At its Computex press conference, AMD announced the mobile version of its Kaveri mainstream processor and claimed it was now prepared to go “toe-to-toe” with Intel’s Core i5 and i7 processors. Along with the new mobile APUs (Accelerated Processing Units), AMD announced new branding and rolled out a Pro Series for business systems.

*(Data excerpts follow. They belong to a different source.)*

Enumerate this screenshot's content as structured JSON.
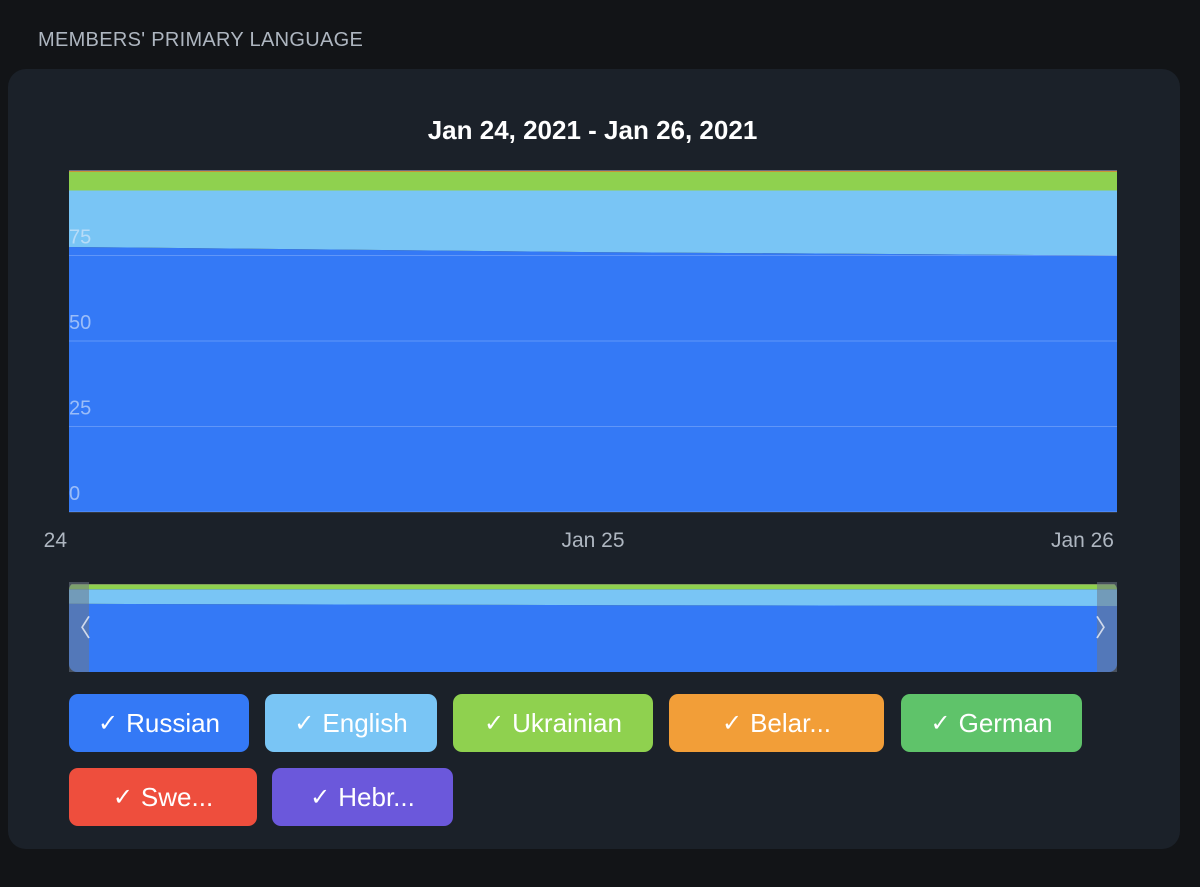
{
  "section_title": "MEMBERS' PRIMARY LANGUAGE",
  "chart_data": {
    "type": "area",
    "stacked": true,
    "title": "Jan 24, 2021 - Jan 26, 2021",
    "x": [
      "Jan 24",
      "Jan 25",
      "Jan 26"
    ],
    "x_tick_labels": [
      "24",
      "Jan 25",
      "Jan 26"
    ],
    "y_ticks": [
      "0",
      "25",
      "50",
      "75"
    ],
    "ylim": [
      0,
      100
    ],
    "grid": true,
    "series": [
      {
        "name": "Russian",
        "color": "#3479f6",
        "values": [
          77.5,
          76.0,
          75.0
        ]
      },
      {
        "name": "English",
        "color": "#79c5f5",
        "values": [
          16.5,
          18.0,
          19.0
        ]
      },
      {
        "name": "Ukrainian",
        "color": "#8fd14f",
        "values": [
          5.5,
          5.5,
          5.5
        ]
      },
      {
        "name": "Belar...",
        "color": "#f29e38",
        "values": [
          0.2,
          0.2,
          0.2
        ]
      },
      {
        "name": "German",
        "color": "#5fc36a",
        "values": [
          0.1,
          0.1,
          0.1
        ]
      },
      {
        "name": "Swe...",
        "color": "#ee4e3d",
        "values": [
          0.1,
          0.1,
          0.1
        ]
      },
      {
        "name": "Hebr...",
        "color": "#6b58db",
        "values": [
          0.1,
          0.1,
          0.1
        ]
      }
    ],
    "legend_check": "✓"
  }
}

AMD first demonstrated Kaveri desktop APUs at last year's show and they began shipping earlier this year. The basics of the architecture are the same: an enhanced Steamroller CPU core combined with AMD’s Graphics Core Next Architecture with Radeon R7 series graphics. Borrowing a page from Nvidia’s "192-core" Tegra K1, AMD said that the mobile version of Kaveri has up to 12 "compute cores," which translates to four general-purpose CPU cores and eight GPU cores. Combined, these compute cores can deliver up to 818 gigaflops of performance, according to AMD. Laptops using the mobile Kaveri APUs will be available this year from Acer, Asus, Dell, HP, Lenovo, Samsung, Toshiba and others.
Kevin Lensing, the senior director of AMD’s Mobility Product Line, said Kaveri is AMD’s first mobile chip that couples the CPU and GPU together using its HSA (Heterogeneous System Architecture). In short, this means that the system can more easily offload some computing tasks from the CPU to the GPU to boost performance. For example, AMD demonstrated how a Kaveri system could apply a filter in Adobe Photoshop much faster than on an Intel Core-based system using Open CL hardware acceleration.

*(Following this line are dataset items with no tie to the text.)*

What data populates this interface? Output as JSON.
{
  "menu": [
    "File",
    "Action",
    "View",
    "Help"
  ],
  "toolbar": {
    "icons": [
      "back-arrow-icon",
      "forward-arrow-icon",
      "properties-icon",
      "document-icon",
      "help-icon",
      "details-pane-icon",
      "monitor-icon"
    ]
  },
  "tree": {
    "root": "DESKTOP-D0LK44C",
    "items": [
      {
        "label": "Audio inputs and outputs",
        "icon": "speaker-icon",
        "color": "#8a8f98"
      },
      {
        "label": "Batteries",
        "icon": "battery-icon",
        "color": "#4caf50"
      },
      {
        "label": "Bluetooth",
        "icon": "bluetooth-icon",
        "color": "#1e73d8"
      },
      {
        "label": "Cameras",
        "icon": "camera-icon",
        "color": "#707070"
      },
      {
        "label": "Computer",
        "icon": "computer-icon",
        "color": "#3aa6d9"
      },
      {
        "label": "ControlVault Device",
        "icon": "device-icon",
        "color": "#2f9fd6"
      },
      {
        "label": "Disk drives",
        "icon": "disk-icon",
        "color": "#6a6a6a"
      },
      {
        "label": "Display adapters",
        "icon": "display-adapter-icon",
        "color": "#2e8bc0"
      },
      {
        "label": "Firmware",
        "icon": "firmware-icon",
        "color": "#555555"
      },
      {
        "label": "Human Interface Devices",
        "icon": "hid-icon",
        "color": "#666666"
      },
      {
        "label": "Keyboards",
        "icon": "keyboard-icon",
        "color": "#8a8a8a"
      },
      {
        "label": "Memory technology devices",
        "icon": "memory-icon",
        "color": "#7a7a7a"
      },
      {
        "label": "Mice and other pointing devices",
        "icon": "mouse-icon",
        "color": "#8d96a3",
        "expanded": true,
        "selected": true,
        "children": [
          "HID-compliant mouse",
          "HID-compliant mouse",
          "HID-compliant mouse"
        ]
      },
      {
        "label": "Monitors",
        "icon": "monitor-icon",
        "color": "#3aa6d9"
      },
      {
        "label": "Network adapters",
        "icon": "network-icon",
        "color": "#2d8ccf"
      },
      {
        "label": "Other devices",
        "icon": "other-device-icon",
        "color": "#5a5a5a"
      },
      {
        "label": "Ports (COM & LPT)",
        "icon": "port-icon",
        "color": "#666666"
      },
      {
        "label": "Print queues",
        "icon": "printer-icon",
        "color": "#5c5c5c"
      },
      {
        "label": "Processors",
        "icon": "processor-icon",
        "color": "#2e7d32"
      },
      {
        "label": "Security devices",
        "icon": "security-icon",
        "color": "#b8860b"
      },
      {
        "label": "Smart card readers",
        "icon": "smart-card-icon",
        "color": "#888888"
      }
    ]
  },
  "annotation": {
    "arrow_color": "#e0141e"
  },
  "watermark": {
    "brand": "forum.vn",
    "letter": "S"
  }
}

AMD has a separate FX Series brand for its high-performance CPUs targeted at gamers and enthusiasts, but its future has been a bit uncertain ever since the company removed it from the product roadmap. Whatever happens to the CPU, the brand will apparently live on since AMD is extending it to the fastest mobile Kaveri APUs. Lensing showed an HP gaming laptop that he said will be one of the first to use the FX Series APUs.

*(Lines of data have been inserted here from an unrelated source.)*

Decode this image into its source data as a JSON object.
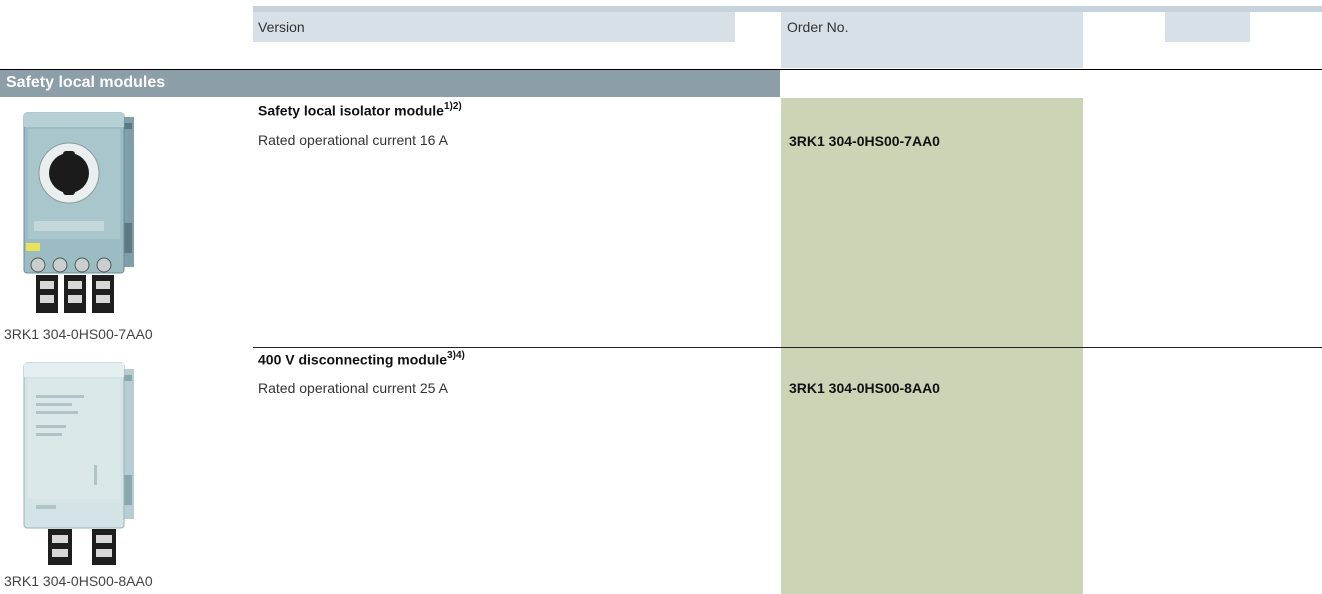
{
  "header": {
    "version_label": "Version",
    "order_label": "Order No."
  },
  "section": {
    "title": "Safety local modules"
  },
  "products": [
    {
      "title": "Safety local isolator module",
      "title_footnote": "1)2)",
      "description": "Rated operational current 16 A",
      "order_no": "3RK1 304-0HS00-7AA0",
      "image_caption": "3RK1 304-0HS00-7AA0",
      "image_icon": "isolator-module-with-rotary-switch"
    },
    {
      "title": "400 V disconnecting module",
      "title_footnote": "3)4)",
      "description": "Rated operational current 25 A",
      "order_no": "3RK1 304-0HS00-8AA0",
      "image_caption": "3RK1 304-0HS00-8AA0",
      "image_icon": "disconnecting-module"
    }
  ],
  "colors": {
    "header_band": "#d7e0e6",
    "section_bar": "#8c9ea8",
    "order_column": "#cbd5b6"
  }
}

Aside from 3D graphics, AMD has generally shied away from performance comparisons with Core processors because the CPU performance has fallen short. That no longer seems to be the case. "Across the board on benchmarks we actually go toe-to-toe, and in many cases beat the Core i7," Lensing claimed. As with all benchmarks supplied by vendors, you need to take these with a grain of salt, and wait for independent, real-world tests. But it is nonetheless interesting to see AMD directly challenging Intel on CPU performance once again.
AMD is also looking to challenge Intel in business laptops — an area where it has a long way to go to catch up with vPro. The new AMD Pro Series has three features that separate it from the consumer version. First, at any given price, the Pro APU will outperform its consumer counterpart. Second, the same Pro models will be available longer. Finally, AMD is promising a more stable software image with few changes to the BIOS or drivers. Lensing said the Pro Series is helping AMD crack commercial systems such as HP’s EliteBook line.
AMD said it has shipped more than 150 million APUs since it launched the first ones in early 2011.